After the show, it turned out she lived three further stops on the F train, so we rode back to Brooklyn together and talked about the show.
It turns out, we both agreed about the show. There were specific moments that showed a lot of promise, and a lot of stuff surrounding those moments that didn't work. We were in agreement about what those moments were as well.
And then she asked me, "So, I don't get it. Who in the theater is responsible for editing the plays? Who tells a playwright, `no, that moment doesn't work, you need to elaborate on this, cut that' etc.?"
And my response was... "Well, on some level no one and on another level lots of people" and then I tried to explain some of how new play development works in theatre, about dramaturgs and literary managers and artistic directors and the writer-director relationship,and workshops and readings and the whole shebang. Or as much of it as I could outline in fifteen minutes.
She was surprised, to say the least. She then talked about her world where before accepting a proposal and giving an advance (roughly their world version of a commission) they would insist on a detailed outline and a sample chapter and then work with the writer to get that outline to the point where it would eventually turn into something they'd agree to publish. Or how with fiction the editing process can end up with the publisher insisting on some fairly large changes to a text.
I think I brought this up in an earlier post, but I just find it interesting how different the attitudes towards development of work are in different disciplines. Very few novelists would say the kind of stuff that Richard Nelson
said at ART/NY where he proclaimed that a theater insisting on multiple drafts in a commission contract was a mark of deep disrespect to a writer. I'm not saying things are better in any one discipline over another, but I find it interesting how the conventions of developing a new work, the normative behaviors, the expectations etc. change depending on what art form we're talking about. And I think these differences may challenge some of the assumptions we all have on how this whole thing is supposed to work.
So I brought this up with a novelist friend of mine who has a book coming out soon. We also talked about the recent Wells Tower interview in the NYTimes where Tower basically credits his editor with vastly improving his writing style:
The book is a lot of things, in other words, but, given the subject matter of the stories, which range from marital infidelity to a boy’s mistreatment at the hands of his stepfather to the dismemberment of a moose to Viking mutilation, you would not expect anybody to call it cute. Yet when Mr. Tower submitted the finished manuscript to Courtney Hodell, his editor at Farrar, Straus & Giroux, the words “too adorable” were among those she wrote most frequently in the margins. And she didn’t mean it as a compliment.
“Initially, there was a lot more corn-pone-ing and self-consciously vernacular language, cute little moments,” Mr. Tower said in an interview the other day, adding that he reined all that in upon revision. “So I actually didn’t sit down to write a bleak collection. When I look back at the early stories, it seemed much more like a ‘Hee Haw’ episode.”
I can't think of an interview with a playwright that contains a similar moment of gratitude vis-a-vis a lit manager or dramaturg. Because the conventions of collaboration are very different.

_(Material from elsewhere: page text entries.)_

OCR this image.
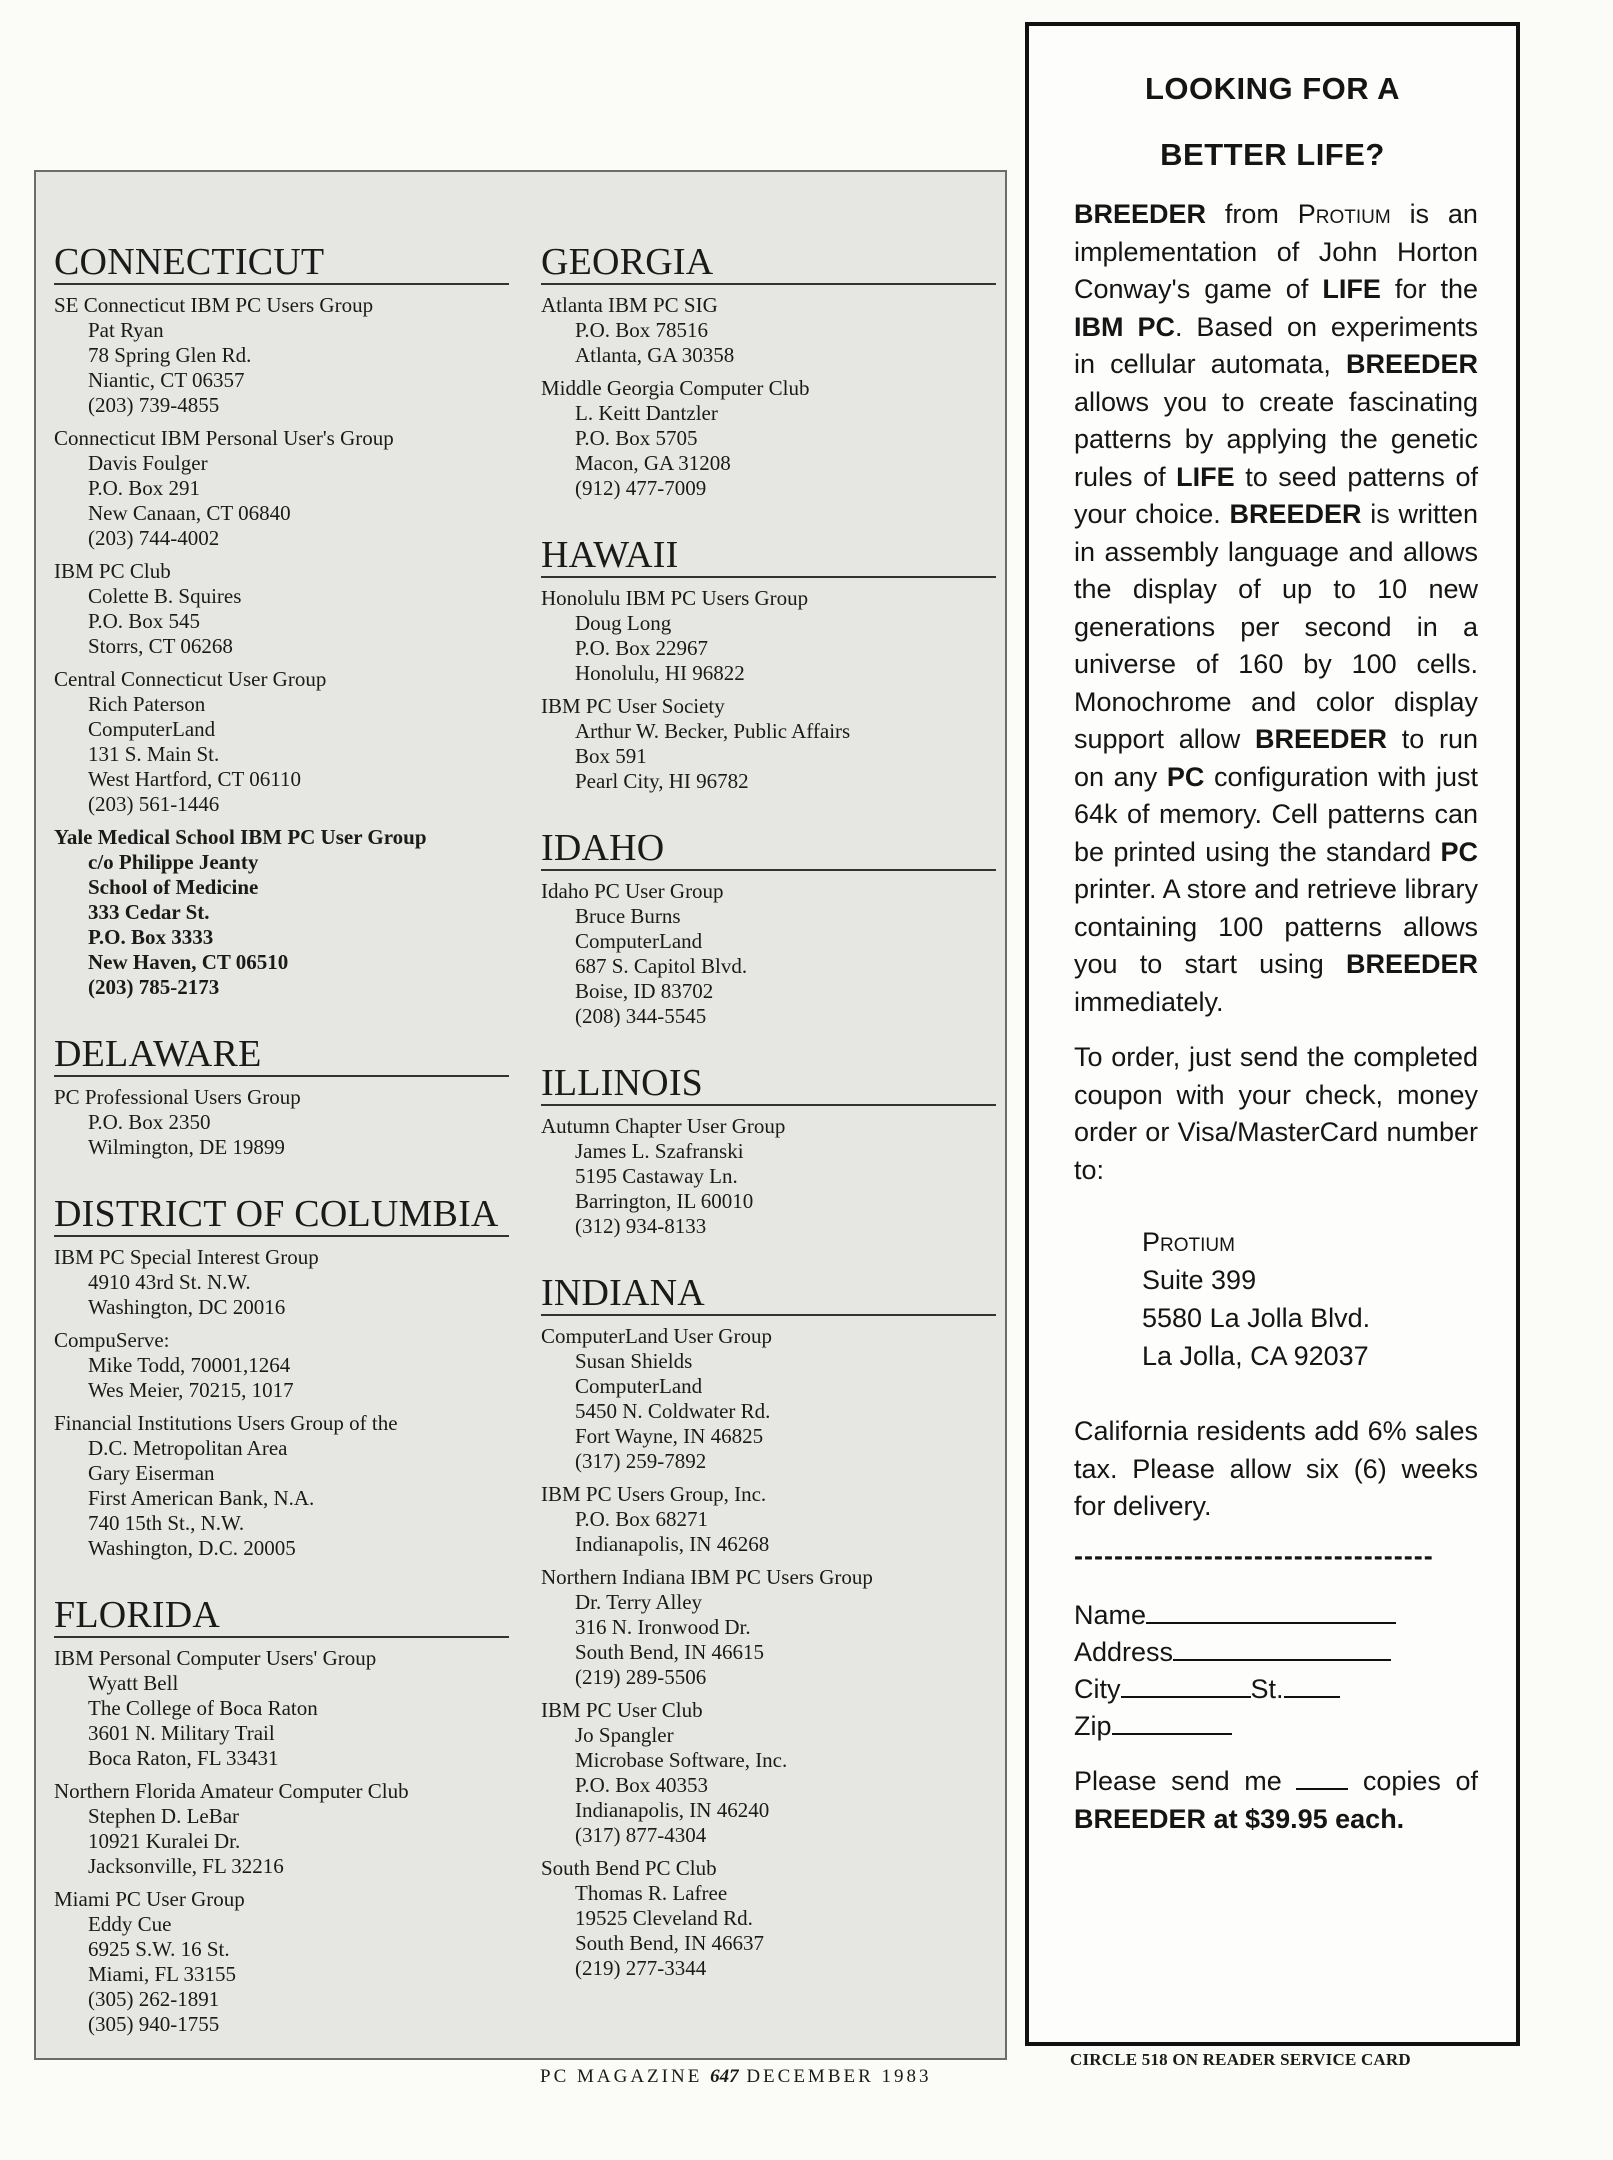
CONNECTICUT
SE Connecticut IBM PC Users Group
Pat Ryan
78 Spring Glen Rd.
Niantic, CT 06357
(203) 739-4855
Connecticut IBM Personal User's Group
Davis Foulger
P.O. Box 291
New Canaan, CT 06840
(203) 744-4002
IBM PC Club
Colette B. Squires
P.O. Box 545
Storrs, CT 06268
Central Connecticut User Group
Rich Paterson
ComputerLand
131 S. Main St.
West Hartford, CT 06110
(203) 561-1446
Yale Medical School IBM PC User Group
c/o Philippe Jeanty
School of Medicine
333 Cedar St.
P.O. Box 3333
New Haven, CT 06510
(203) 785-2173
DELAWARE
PC Professional Users Group
P.O. Box 2350
Wilmington, DE 19899
DISTRICT OF COLUMBIA
IBM PC Special Interest Group
4910 43rd St. N.W.
Washington, DC 20016
CompuServe:
Mike Todd, 70001,1264
Wes Meier, 70215, 1017
Financial Institutions Users Group of the
D.C. Metropolitan Area
Gary Eiserman
First American Bank, N.A.
740 15th St., N.W.
Washington, D.C. 20005
FLORIDA
IBM Personal Computer Users' Group
Wyatt Bell
The College of Boca Raton
3601 N. Military Trail
Boca Raton, FL 33431
Northern Florida Amateur Computer Club
Stephen D. LeBar
10921 Kuralei Dr.
Jacksonville, FL 32216
Miami PC User Group
Eddy Cue
6925 S.W. 16 St.
Miami, FL 33155
(305) 262-1891
(305) 940-1755
GEORGIA
Atlanta IBM PC SIG
P.O. Box 78516
Atlanta, GA 30358
Middle Georgia Computer Club
L. Keitt Dantzler
P.O. Box 5705
Macon, GA 31208
(912) 477-7009
HAWAII
Honolulu IBM PC Users Group
Doug Long
P.O. Box 22967
Honolulu, HI 96822
IBM PC User Society
Arthur W. Becker, Public Affairs
Box 591
Pearl City, HI 96782
IDAHO
Idaho PC User Group
Bruce Burns
ComputerLand
687 S. Capitol Blvd.
Boise, ID 83702
(208) 344-5545
ILLINOIS
Autumn Chapter User Group
James L. Szafranski
5195 Castaway Ln.
Barrington, IL 60010
(312) 934-8133
INDIANA
ComputerLand User Group
Susan Shields
ComputerLand
5450 N. Coldwater Rd.
Fort Wayne, IN 46825
(317) 259-7892
IBM PC Users Group, Inc.
P.O. Box 68271
Indianapolis, IN 46268
Northern Indiana IBM PC Users Group
Dr. Terry Alley
316 N. Ironwood Dr.
South Bend, IN 46615
(219) 289-5506
IBM PC User Club
Jo Spangler
Microbase Software, Inc.
P.O. Box 40353
Indianapolis, IN 46240
(317) 877-4304
South Bend PC Club
Thomas R. Lafree
19525 Cleveland Rd.
South Bend, IN 46637
(219) 277-3344
PC MAGAZINE 647 DECEMBER 1983
LOOKING FOR A
BETTER LIFE?

BREEDER from Protium is an implementation of John Horton Conway's game of LIFE for the IBM PC. Based on experiments in cellular automata, BREEDER allows you to create fascinating patterns by applying the genetic rules of LIFE to seed patterns of your choice. BREEDER is written in assembly language and allows the display of up to 10 new generations per second in a universe of 160 by 100 cells. Monochrome and color display support allow BREEDER to run on any PC configuration with just 64k of memory. Cell patterns can be printed using the standard PC printer. A store and retrieve library containing 100 patterns allows you to start using BREEDER immediately.

To order, just send the completed coupon with your check, money order or Visa/MasterCard number to:

Protium
Suite 399
5580 La Jolla Blvd.
La Jolla, CA 92037

California residents add 6% sales tax. Please allow six (6) weeks for delivery.

------------------------------------
Name
Address
City	St.
Zip

Please send me	copies of BREEDER at $39.95 each.

CIRCLE 518 ON READER SERVICE CARD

Anyway, novelist friend and I were talking. He said, "Well, one thing is a play is then further mediated through a production and a novel is not, and so they're going to have different styles of approach. And of course, there are novelists who refuse to be edited, and if they're successful enough they can get away with it."
I then asked him if money had something to do with. Their being more money and more opportunity in the publishing world and whether or not that has somehow created this system.
He said: "I don't know, but I wonder. Of course, when you think about it, when you write a screenplay you don't even own your work but it's where you'll make the most money. So maybe there's some kind of inverse ratio between money and control, because when you make less money your fulfillment and personal investment in it and kind of all you got" And then he paused and with a mischevous grin said... "I mean, no one edits poets".
I'm interested in people's thoughts about this. I know a lot of playwrights read this blog, and writers who have experience in multiple forms (screenplays, plays, books etc.): (And again let me say I'm not sure what I think about all of this, I'm just asking some questions to get conversation going)... What have your experiences been across the forms? Should theaters be more heavy-handed in helping craft the plays they produce and if not why not? What do you think about all of this? One of the issues I brought up with the editor was the issue of developing plays, working on them and then not doing them... if we somehow fixed that issue, would some of the other NPD issues in terms of notes and rewrites and workshopping fall by the wayside?
And not just writers. What about you directors and producers out there? What about you current and former lit managers? Artistic directors? What up, everyone?!